WASHINGTON, Feb 27 (Reuters) – U.S. producer prices accelerated in January, with the cost of goods outside food and energy increasing by the most in more than 3-1/2 years as businesses passed on import tariffs and raised prices at the start of the year.
The stronger-than-expected increase in the Producer Price Index reported by the Labor Department on Friday reinforced economists’ expectations that the Federal Reserve would not resume cutting interest rates before June.

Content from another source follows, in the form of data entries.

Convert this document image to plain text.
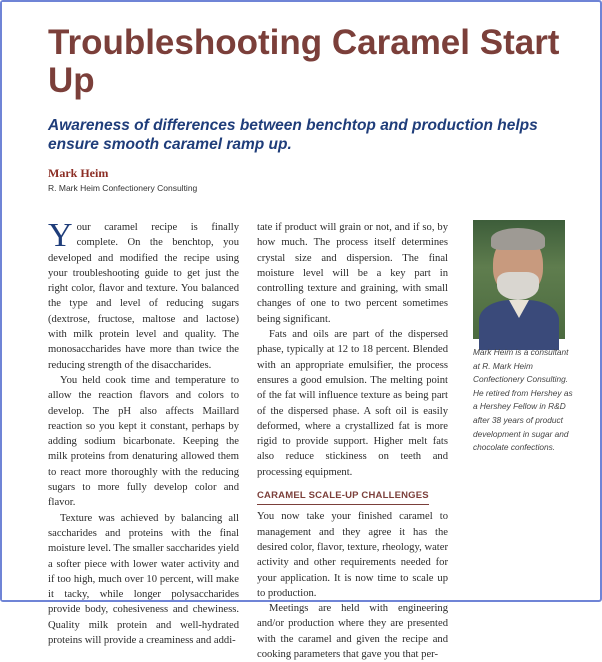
Troubleshooting Caramel Start Up

Awareness of differences between benchtop and production helps ensure smooth caramel ramp up.

Mark Heim
R. Mark Heim Confectionery Consulting

Your caramel recipe is finally complete. On the benchtop, you developed and modified the recipe using your troubleshooting guide to get just the right color, flavor and texture. You balanced the type and level of reducing sugars (dextrose, fructose, maltose and lactose) with milk protein level and quality. The monosaccharides have more than twice the reducing strength of the disaccharides.

You held cook time and temperature to allow the reaction flavors and colors to develop. The pH also affects Maillard reaction so you kept it constant, perhaps by adding sodium bicarbonate. Keeping the milk proteins from denaturing allowed them to react more thoroughly with the reducing sugars to more fully develop color and flavor.

Texture was achieved by balancing all saccharides and proteins with the final moisture level. The smaller saccharides yield a softer piece with lower water activity and if too high, much over 10 percent, will make it tacky, while longer polysaccharides provide body, cohesiveness and chewiness. Quality milk protein and well-hydrated proteins will provide a creaminess and addi-

tate if product will grain or not, and if so, by how much. The process itself determines crystal size and dispersion. The final moisture level will be a key part in controlling texture and graining, with small changes of one to two percent sometimes being significant.

Fats and oils are part of the dispersed phase, typically at 12 to 18 percent. Blended with an appropriate emulsifier, the process ensures a good emulsion. The melting point of the fat will influence texture as being part of the dispersed phase. A soft oil is easily deformed, where a crystallized fat is more rigid to provide support. Higher melt fats also reduce stickiness on teeth and processing equipment.

CARAMEL SCALE-UP CHALLENGES

You now take your finished caramel to management and they agree it has the desired color, flavor, texture, rheology, water activity and other requirements needed for your application. It is now time to scale up to production.

Meetings are held with engineering and/or production where they are presented with the caramel and given the recipe and cooking parameters that gave you that per-

Mark Heim is a consultant at R. Mark Heim Confectionery Consulting. He retired from Hershey as a Hershey Fellow in R&D after 38 years of product development in sugar and chocolate confections.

The PPI was boosted by a widening in margins, including for professional and commercial equipment wholesaling as well as apparel, footwear, and accessories retailing. Some components, including domestic airfares and healthcare, which go into the calculation of the Personal Consumption Expenditures price indexes, the inflation measures tracked by the U.S. central bank for its 2% target, increased solidly last month.
Economists continued to expect that the so-called core PCE inflation, excluding the volatile food and energy components, maintained a strong pace of increase in January.
“Wider margins for producers could add some upside for consumer costs in coming months as firms pass along higher costs for services,” said Ben Ayers, senior economist at Nationwide. “Given still-buoyant core inflation and the recent firming of job gains, we expect the Fed to remain on pause during its upcoming March meeting.”
The PPI for final demand rose 0.5% last month after advancing by a downwardly revised 0.4% in December, the Labor Department’s Bureau of Labor Statistics said. Economists polled by Reuters had forecast the PPI gaining 0.3% after a previously reported 0.5% increase in December.
In the 12 months through January, the PPI increased 2.9% after rising 3.0% in December. The moderation in the year-on-year producer inflation rate reflected last year’s high readings dropping out of the calculation. The report was delayed by the brief shutdown of the federal government early this month.
A 0.8% jump in services drove the rise in the monthly PPI, reflecting a 2.5% increase in trade services, which measure changes in margins received by wholesalers and retailers. Margins for professional and commercial equipment wholesaling surged 14.4%, indicating businesses were passing on tariffs.
Prices also rose for chemicals and allied products wholesaling, bundled wired telecommunications access services, health, beauty and optical goods retailing, and food and alcohol retailing. Transportation and warehousing services prices climbed 1.0%, but the cost of services less trade, transportation, and warehousing was unchanged.
TARIFF-RELATED PRICE INCREASES
“The problem last month appeared to be tariff-related,” said Paul Ashworth, chief North America economist at Capital Economics. “If we exclude trade and transportation, other core services prices were unchanged.”
The U.S. Supreme Court last Friday struck down President Donald Trump’s sweeping tariffs, which he had pursued under a law meant for use in national emergencies. However, Trump swiftly imposed a 10% global tariff for 150 days to replace some of the emergency duties, before raising the rate to 15%.
U.S. stocks opened lower. The dollar was steady against a basket of currencies. U.S. Treasury yields fell.
Within services, airline fares increased 2.6% and the cost of portfolio management fees rose 1.5%. Prices for physician care soared 0.8%, but the cost of hospital outpatient care fell 0.9% while inpatient care increased 0.2%. The wholesale cost of hotel and motel rooms decreased 4.1%. These are among the components that feed into the core PCE inflation.
Producer goods prices fell 0.3%, with the cost of energy declining 2.7% amid a 5.5% drop in gasoline. Wholesale food prices decreased 1.5%, pulled down by a 10.5% plunge in fresh fruits and melons. The Trump administration has rolled back some tariffs on fruit and vegetables, including bananas, to lower costs for consumers. Egg prices crashed 63.9%, but the cost of beef and veal increased 1.1%.
Excluding food and energy, goods prices vaulted 0.7%, the biggest gain since May 2022, after rising 0.4% in December. Core goods prices advanced 4.2% year-on-year, the largest gain since March 2023. Economists continued to believe that core PCE inflation increased by as much as 0.5% in January, which would translate to a year-on-year advance of 3.2%.
Core PCE inflation rose 0.4% in December and increased 3.0% year-on-year. The government will publish the delayed PCE inflation report for January on March 13.
“This report validates the pivot of the Fed away from labor market risks,” said Carl Weinberg, chief economist at High Frequency Economics. “Market participants who have not already marked down their expectations for Fed rate cuts this year will be busy adjusting their books today.”